From curve fitting to real engineering challenges
There are several reasons why curve fitting is a good idea for solving engineering problems (while not necessarily the best idea). I will summarize with the following:
-
Accelerate computation: We have shifted most of the engineering practices from experiments to simulations to speed up the design and validation processes. However, engineering simulations are still very slow, especially when dealing with complex systems and when fidelity matters. For example, vehicle crash, material fatigue, and CFD simulations still takes hours on high-performance computers.
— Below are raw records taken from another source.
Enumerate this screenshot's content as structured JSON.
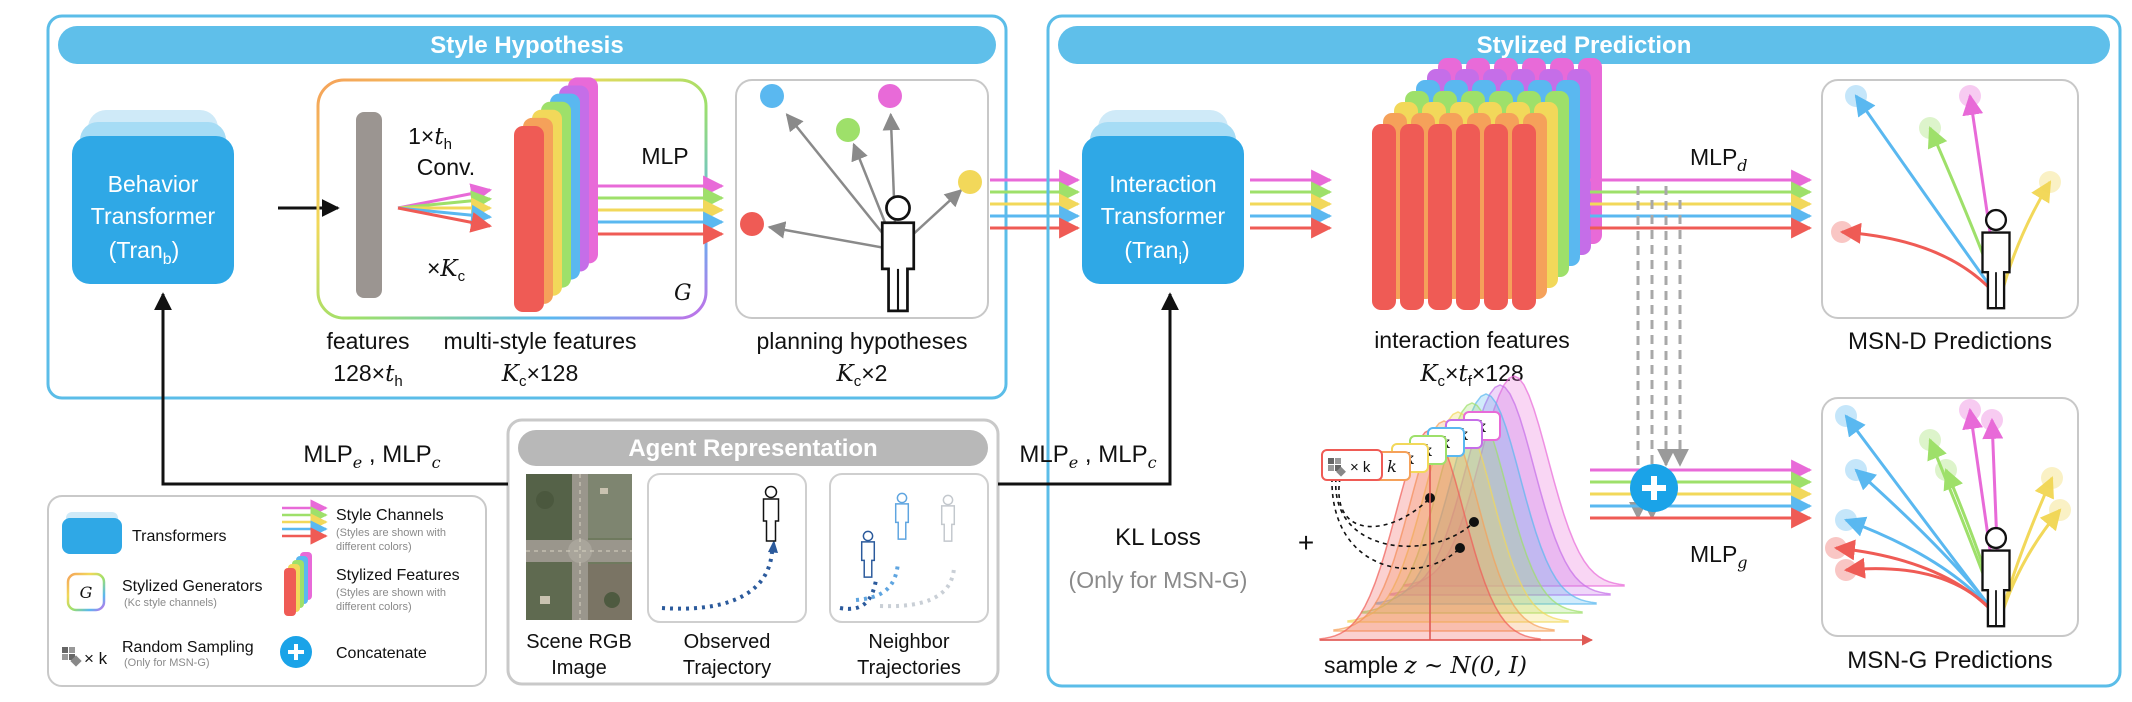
{
  "colors": {
    "panel_border": "#5bbde8",
    "banner": "#5fbfea",
    "transformer": "#2fa8e6",
    "transformer_back": "#a6dcf5",
    "gray_banner": "#b8b8b8",
    "style_channels": [
      "#ef5b55",
      "#f5a15a",
      "#f2d85a",
      "#9ee06a",
      "#5ab8f0",
      "#c56ee8",
      "#e86ad8"
    ]
  },
  "style_hypothesis": {
    "banner": "Style Hypothesis",
    "behavior_transformer": {
      "line1": "Behavior",
      "line2": "Transformer",
      "line3": "(Tran",
      "sub": "b",
      "close": ")"
    },
    "conv_label": {
      "line1": "1×",
      "var": "t",
      "sub": "h",
      "line2": "Conv."
    },
    "times_kc": {
      "prefix": "×",
      "var": "K",
      "sub": "c"
    },
    "mlp_label": "MLP",
    "generator_symbol": "G",
    "features_label": {
      "line1": "features",
      "line2": "128×",
      "var": "t",
      "sub": "h"
    },
    "multi_style_label": {
      "line1": "multi-style features",
      "var": "K",
      "sub": "c",
      "suffix": "×128"
    },
    "planning_label": {
      "line1": "planning hypotheses",
      "var": "K",
      "sub": "c",
      "suffix": "×2"
    }
  },
  "stylized_prediction": {
    "banner": "Stylized Prediction",
    "interaction_transformer": {
      "line1": "Interaction",
      "line2": "Transformer",
      "line3": "(Tran",
      "sub": "i",
      "close": ")"
    },
    "interaction_label": {
      "line1": "interaction features",
      "var1": "K",
      "sub1": "c",
      "mid": "×",
      "var2": "t",
      "sub2": "f",
      "suffix": "×128"
    },
    "mlp_d": {
      "text": "MLP",
      "sub": "d"
    },
    "mlp_g": {
      "text": "MLP",
      "sub": "g"
    },
    "msn_d_label": "MSN-D Predictions",
    "msn_g_label": "MSN-G Predictions",
    "kl_loss": "KL Loss",
    "kl_note": "(Only for MSN-G)",
    "plus_sign": "+",
    "sample_label": {
      "prefix": "sample ",
      "formula": "z ~ N(0, I)"
    },
    "k_label": "k",
    "times_k": "× k"
  },
  "agent_representation": {
    "banner": "Agent Representation",
    "items": [
      {
        "line1": "Scene RGB",
        "line2": "Image"
      },
      {
        "line1": "Observed",
        "line2": "Trajectory"
      },
      {
        "line1": "Neighbor",
        "line2": "Trajectories"
      }
    ],
    "mlp_left": {
      "a": "MLP",
      "asub": "e",
      "sep": " , ",
      "b": "MLP",
      "bsub": "c"
    },
    "mlp_right": {
      "a": "MLP",
      "asub": "e",
      "sep": " , ",
      "b": "MLP",
      "bsub": "c"
    }
  },
  "legend": {
    "items": [
      {
        "label": "Transformers"
      },
      {
        "label": "Style Channels",
        "note1": "(Styles are shown with",
        "note2": "different colors)"
      },
      {
        "label": "Stylized Generators",
        "note1": "(Kc style channels)"
      },
      {
        "label": "Stylized Features",
        "note1": "(Styles are shown with",
        "note2": "different colors)"
      },
      {
        "label": "Random Sampling",
        "note1": "(Only for MSN-G)"
      },
      {
        "label": "Concatenate"
      }
    ],
    "generator_symbol": "G",
    "times_k": "× k",
    "plus": "+"
  }
}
Curve fitting can potentially accelerate such simulations, i.e., we can build predictive models based on previous simulation data to circumvent future call of expensive simulations. See this video on an accelerated Navier-Stokes solver for example. The same technique can be applied to accelerate a large range of engineering simulations.
-
Accelerated design: One benefit of accelerating simulations is that now we can evaluate (and thus optimize) new engineering designs faster. See for example the following process where we optimize a material microstructure towards higher or lower Young’s modulus based on a “curve” that predicts the modulus based on the microstructure.
What’s difficult?
I will end with a brief discussion on what is currently wrong with curve fitting, and particularly their applications to engineering domains. Overall, as we move from scenarios with simple data and simple models (e.g., linear models and kernel machines) to those with high-dimensional data and complex models (e.g., neural networks), we loose the capability to tell when things will go wrong. In fact, things are going wrong. For example, we now know that vision systems on autonomous cars can be attacked to recognize stop signs as speed limit signs (search adversial attack to see most recent developments in this direction). One can imaging that when we use complex “curves” to fit engineering data, things can also go wrong, i.e., an engineering design optimized by a machine based on a predictive model can be totally crap. The key issue is that our current knowledge about curve fitting does not lead to knowledge transfer of a machine, i.e., a machine cannot do extrapolation or even interpolation well with the data presented. See this lecture from Yann Lecun on this broadly existing issue.